Re: Specifying window.performance.now()

----- Original Message -----
> I have uploaded a draft of the High Resolution Time spec here:
> http://dvcs.w3.org/hg/webperf/raw-file/tip/specs/HighResolutionTime/Overview.html.
> Please review the spec and provide feedback.
> 
> I have also updated Resource Timing, User Timing and Performance
> Timeline to use the DOMHighResTimeStamp defined in the High
> Resolution Time. Please review the timing spec changes as well.

[Adding Luke Wagner, who is working on this with me on the Mozilla end.] 

Thanks. The draft looks good to me. I especially like the list of example applications. Our biggest general question is, "Does this fit well with what we can easily implement?" I.e., can Windows Performance Counters/gettimeofday do the job with minimal assistance? Based on a bit of digging today, it looks easy enough for implementers. 

Detailed comments/questions below. Mostly just commentary and implementation notes--the most substantive question is about whether we need time zero to be start of navigation.

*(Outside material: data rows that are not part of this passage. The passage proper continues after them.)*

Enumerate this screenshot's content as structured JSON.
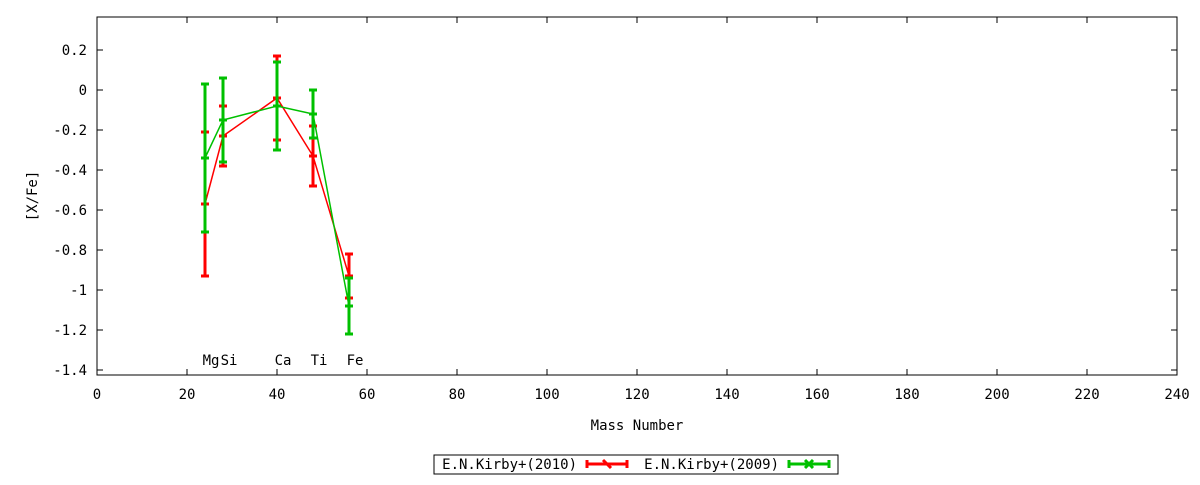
{
  "chart_data": {
    "type": "line",
    "title": "",
    "xlabel": "Mass Number",
    "ylabel": "[X/Fe]",
    "xlim": [
      0,
      240
    ],
    "ylim": [
      -1.4,
      0.36
    ],
    "xticks": [
      0,
      20,
      40,
      60,
      80,
      100,
      120,
      140,
      160,
      180,
      200,
      220,
      240
    ],
    "yticks": [
      0.2,
      0,
      -0.2,
      -0.4,
      -0.6,
      -0.8,
      -1,
      -1.2,
      -1.4
    ],
    "grid": false,
    "legend": "bottom-center",
    "annotations": [
      {
        "text": "Mg",
        "x": 24
      },
      {
        "text": "Si",
        "x": 28
      },
      {
        "text": "Ca",
        "x": 40
      },
      {
        "text": "Ti",
        "x": 48
      },
      {
        "text": "Fe",
        "x": 56
      }
    ],
    "series": [
      {
        "name": "E.N.Kirby+(2010)",
        "color": "#ff0000",
        "x": [
          24,
          28,
          40,
          48,
          56
        ],
        "y": [
          -0.57,
          -0.23,
          -0.04,
          -0.33,
          -0.93
        ],
        "yerr": [
          0.36,
          0.15,
          0.21,
          0.15,
          0.11
        ]
      },
      {
        "name": "E.N.Kirby+(2009)",
        "color": "#00c000",
        "x": [
          24,
          28,
          40,
          48,
          56
        ],
        "y": [
          -0.34,
          -0.15,
          -0.08,
          -0.12,
          -1.08
        ],
        "yerr": [
          0.37,
          0.21,
          0.22,
          0.12,
          0.14
        ]
      }
    ]
  }
}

[4.2] "A DOMHighResTimeStamp represents a number of milliseconds"

Was milliseconds chosen for compatibility with other timing APIs? Seconds seems nicer conceptually but I understand if all the other related APIs are already ms.

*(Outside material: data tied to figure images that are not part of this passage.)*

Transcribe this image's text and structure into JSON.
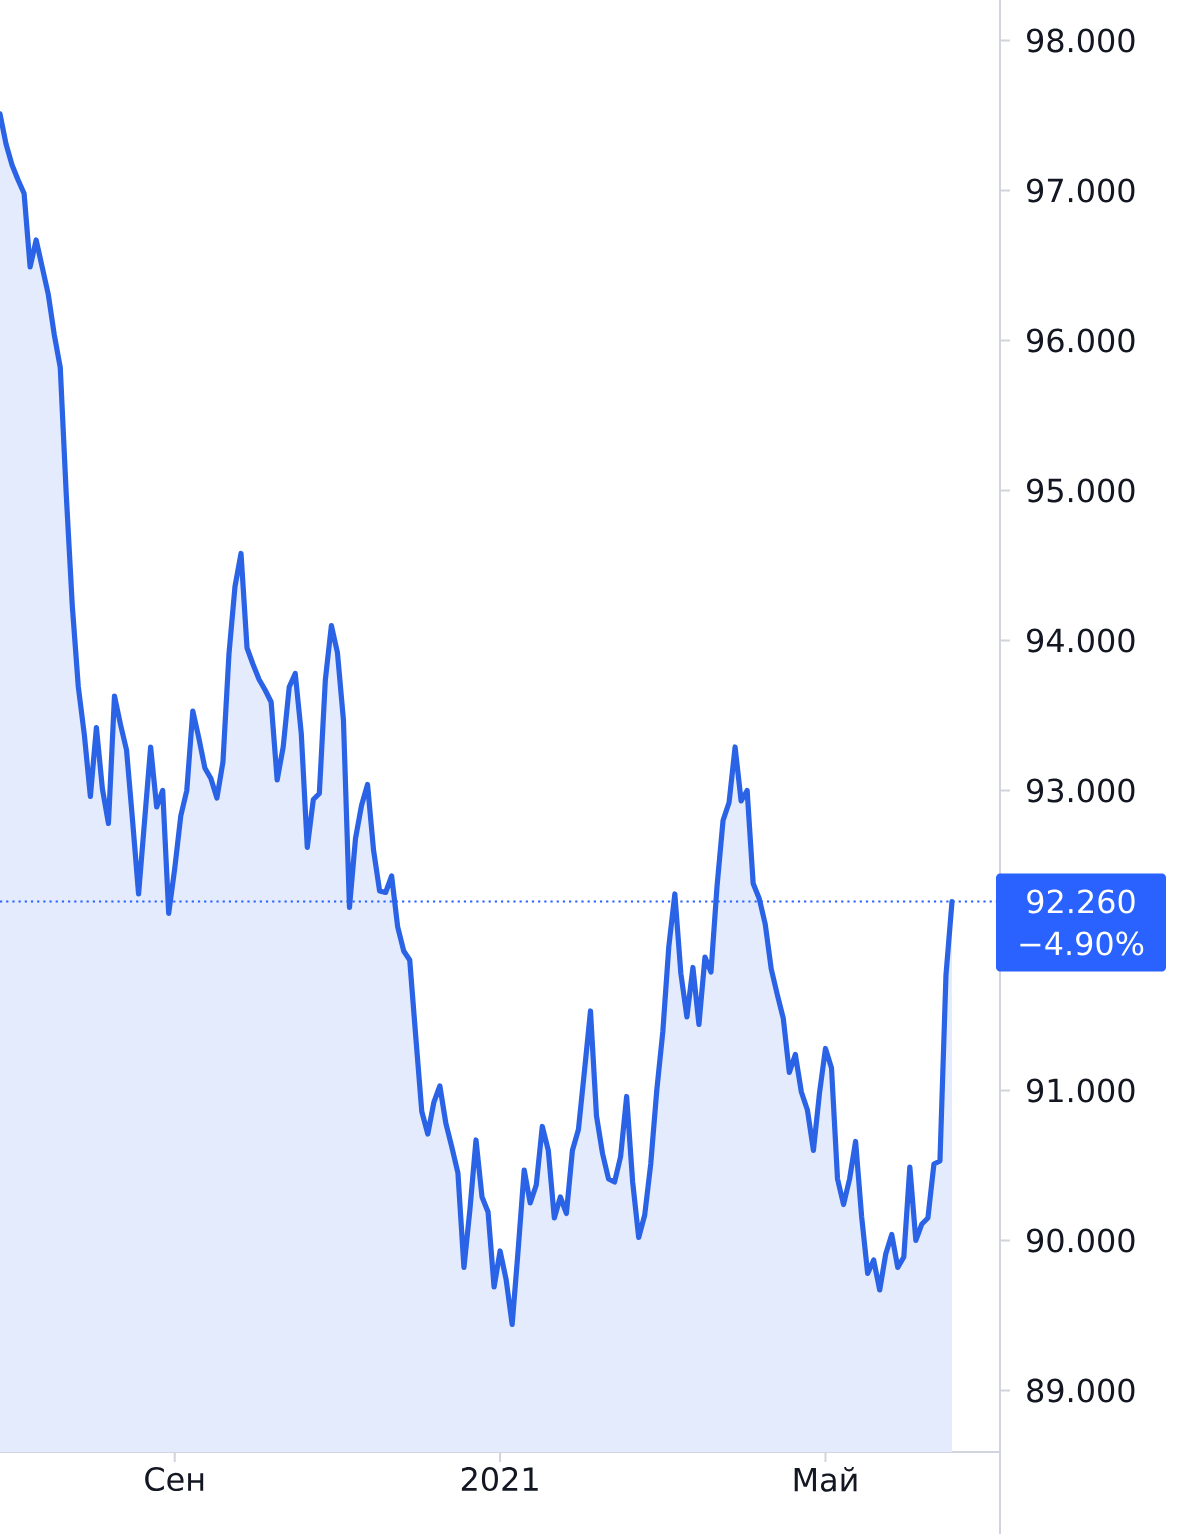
{
  "chart_data": {
    "type": "area",
    "color": "#2b63e6",
    "line_style": "solid",
    "categories": [
      null,
      null,
      null,
      null,
      null,
      null,
      null,
      null,
      null,
      null,
      null,
      null,
      null,
      null,
      null,
      null,
      null,
      null,
      null,
      null,
      null,
      null,
      null,
      null,
      null,
      null,
      null,
      null,
      null,
      "Сен",
      null,
      null,
      null,
      null,
      null,
      null,
      null,
      null,
      null,
      null,
      null,
      null,
      null,
      null,
      null,
      null,
      null,
      null,
      null,
      null,
      null,
      null,
      null,
      null,
      null,
      null,
      null,
      null,
      null,
      null,
      null,
      null,
      null,
      null,
      null,
      null,
      null,
      null,
      null,
      null,
      null,
      null,
      null,
      null,
      null,
      null,
      null,
      null,
      null,
      null,
      null,
      null,
      null,
      "2021",
      null,
      null,
      null,
      null,
      null,
      null,
      null,
      null,
      null,
      null,
      null,
      null,
      null,
      null,
      null,
      null,
      null,
      null,
      null,
      null,
      null,
      null,
      null,
      null,
      null,
      null,
      null,
      null,
      null,
      null,
      null,
      null,
      null,
      null,
      null,
      null,
      null,
      null,
      null,
      null,
      null,
      null,
      null,
      null,
      null,
      null,
      null,
      null,
      null,
      null,
      null,
      null,
      null,
      "Май",
      null,
      null,
      null,
      null,
      null,
      null,
      null,
      null,
      null,
      null,
      null,
      null,
      null,
      null,
      null,
      null,
      null,
      null,
      null,
      null,
      null
    ],
    "values": [
      97.51,
      97.31,
      97.17,
      97.07,
      96.98,
      96.49,
      96.67,
      96.49,
      96.31,
      96.04,
      95.82,
      94.97,
      94.23,
      93.69,
      93.37,
      92.96,
      93.42,
      93.01,
      92.78,
      93.63,
      93.44,
      93.27,
      92.8,
      92.31,
      92.8,
      93.29,
      92.89,
      93.0,
      92.18,
      92.48,
      92.83,
      93.0,
      93.53,
      93.35,
      93.15,
      93.08,
      92.95,
      93.19,
      93.91,
      94.36,
      94.58,
      93.95,
      93.84,
      93.74,
      93.67,
      93.59,
      93.07,
      93.29,
      93.69,
      93.78,
      93.38,
      92.62,
      92.94,
      92.98,
      93.74,
      94.1,
      93.92,
      93.47,
      92.22,
      92.68,
      92.9,
      93.04,
      92.6,
      92.33,
      92.32,
      92.43,
      92.09,
      91.93,
      91.87,
      91.36,
      90.86,
      90.71,
      90.92,
      91.03,
      90.78,
      90.62,
      90.45,
      89.82,
      90.21,
      90.67,
      90.29,
      90.19,
      89.69,
      89.93,
      89.74,
      89.44,
      89.94,
      90.47,
      90.25,
      90.37,
      90.76,
      90.6,
      90.15,
      90.29,
      90.18,
      90.6,
      90.74,
      91.13,
      91.53,
      90.83,
      90.58,
      90.41,
      90.39,
      90.56,
      90.96,
      90.39,
      90.02,
      90.17,
      90.51,
      91.0,
      91.39,
      91.96,
      92.31,
      91.78,
      91.49,
      91.82,
      91.44,
      91.89,
      91.79,
      92.36,
      92.8,
      92.92,
      93.29,
      92.93,
      93.0,
      92.38,
      92.28,
      92.11,
      91.81,
      91.64,
      91.48,
      91.12,
      91.24,
      90.99,
      90.87,
      90.6,
      90.98,
      91.28,
      91.15,
      90.41,
      90.24,
      90.41,
      90.66,
      90.16,
      89.78,
      89.87,
      89.67,
      89.91,
      90.04,
      89.82,
      89.89,
      90.49,
      90.0,
      90.11,
      90.15,
      90.51,
      90.53,
      91.77,
      92.26
    ],
    "ylim": [
      88.59,
      98.27
    ],
    "yticks": [
      {
        "value": 89,
        "label": "89.000"
      },
      {
        "value": 90,
        "label": "90.000"
      },
      {
        "value": 91,
        "label": "91.000"
      },
      {
        "value": 93,
        "label": "93.000"
      },
      {
        "value": 94,
        "label": "94.000"
      },
      {
        "value": 95,
        "label": "95.000"
      },
      {
        "value": 96,
        "label": "96.000"
      },
      {
        "value": 97,
        "label": "97.000"
      },
      {
        "value": 98,
        "label": "98.000"
      }
    ],
    "ref_lines": [
      {
        "axis": "y",
        "value": 92.26,
        "label": "92.260",
        "color": "#2962ff",
        "line_style": "dotted"
      }
    ],
    "annotations": [
      "−4.90%"
    ]
  }
}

[4.2] "represents a number of milliseconds accurate to at least a tenth of a millisecond."

I'm curious about the rationale for this requirement. The users I talked to seemed to just want the best precision possible on the given system, so they wouldn't need such a requirement. But I don't see a problem with having the requirement.

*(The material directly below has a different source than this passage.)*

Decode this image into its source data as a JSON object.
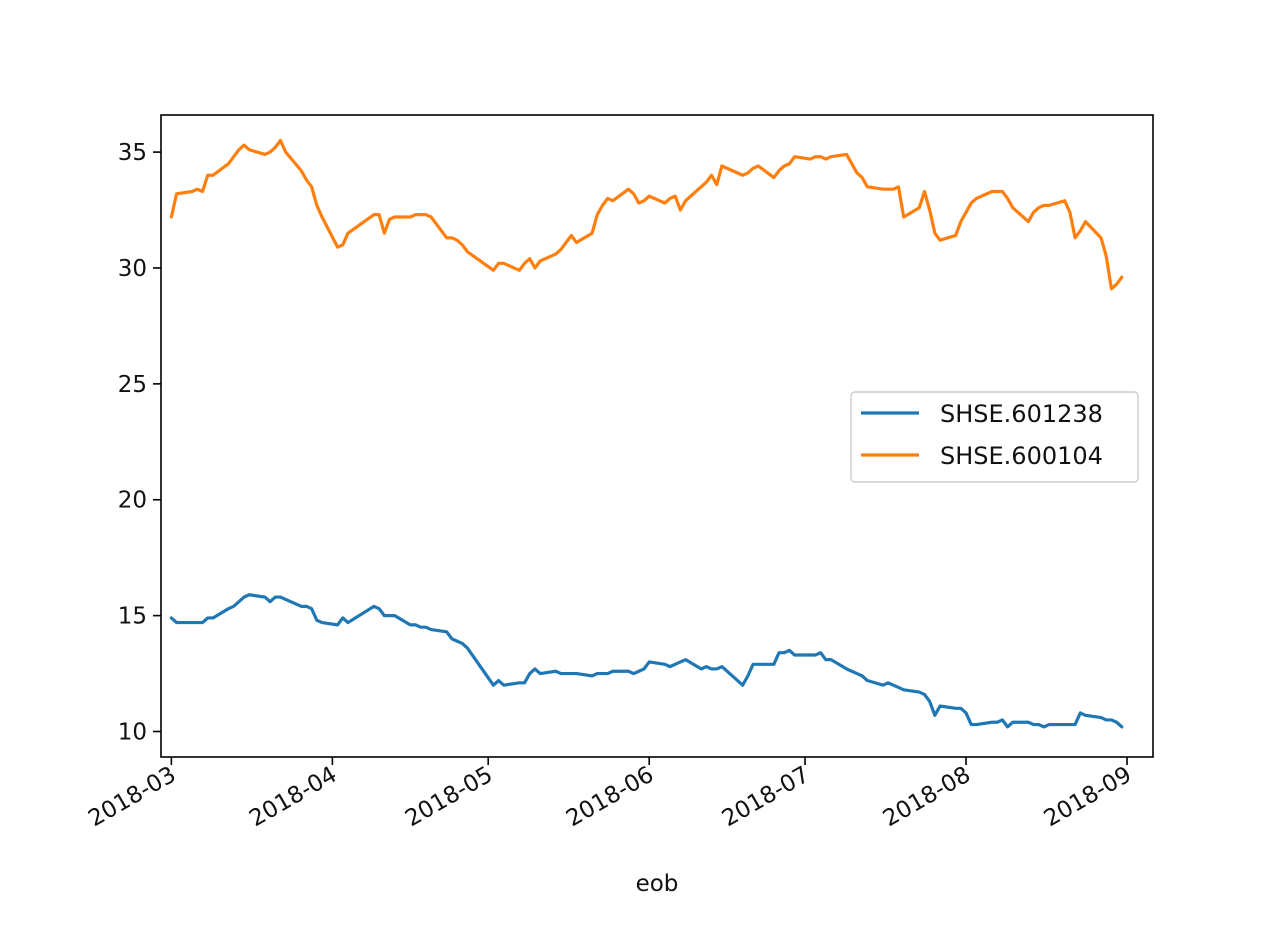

[4.3] "On getting, the now attribute MUST return the number of milliseconds from the start of the navigation of the root document to the occurrence of the call to the now attribute."

The main application of Performance.now seems to be relative timing, which doesn't particularly require any origin. It seems to me to be a bit easier to allow an arbitrary origin, so that the implementation doesn't have to track a zero time and subtract. Do some important applications require zero to be start of navigation?

[4.4] "MUST be monotonically increasing and not subject to system clock adjustments or system clock skew"

Just to make sure I understand, does "not subject to system clock adjustments" mean that two calls to Performance.now must measure the true wall clock interval even if the system clock was reset by the user in between?

This seems to be a good requirement in principle but I'm not deeply knowledgeable about how easy it is to implement on different platforms. 

IIUC, on Unix, gettimeofday() will not meet this requirement--it returns the current time since the epoch, so it depends on the system clock. But |clock_gettime(CLOCK_MONOTONIC, &t)| presumably does the right thing. On Windows, |QueryPerformanceCounter| seems to try to be monotonic, but the docs say it could fail if there are bugs in Windows HAL or the BIOS:

    On a multiprocessor computer, it should not matter which 
    processor is called. However, you can get different results 
    on different processors due to bugs in the basic input/output
    system (BIOS) or the hardware abstraction layer (HAL). 

    http://msdn.microsoft.com/en-us/library/windows/desktop/ms644904%28v=vs.85%29.aspx

I assume hardware bugs are mostly out of the scope of spec compliance, so that probably doesn't matter. 

Given the above, it seems the monotonicity requirement should be implementable on Posix and Windows.

[4.5] "it does not make this privacy concern significantly worse than it was already."

That's also what I've been told. :-) The argument was that timing attacks work fine with low-resolution timers, they just take longer, so having only low-resolution timers just gives a false sense of security. That makes sense to me.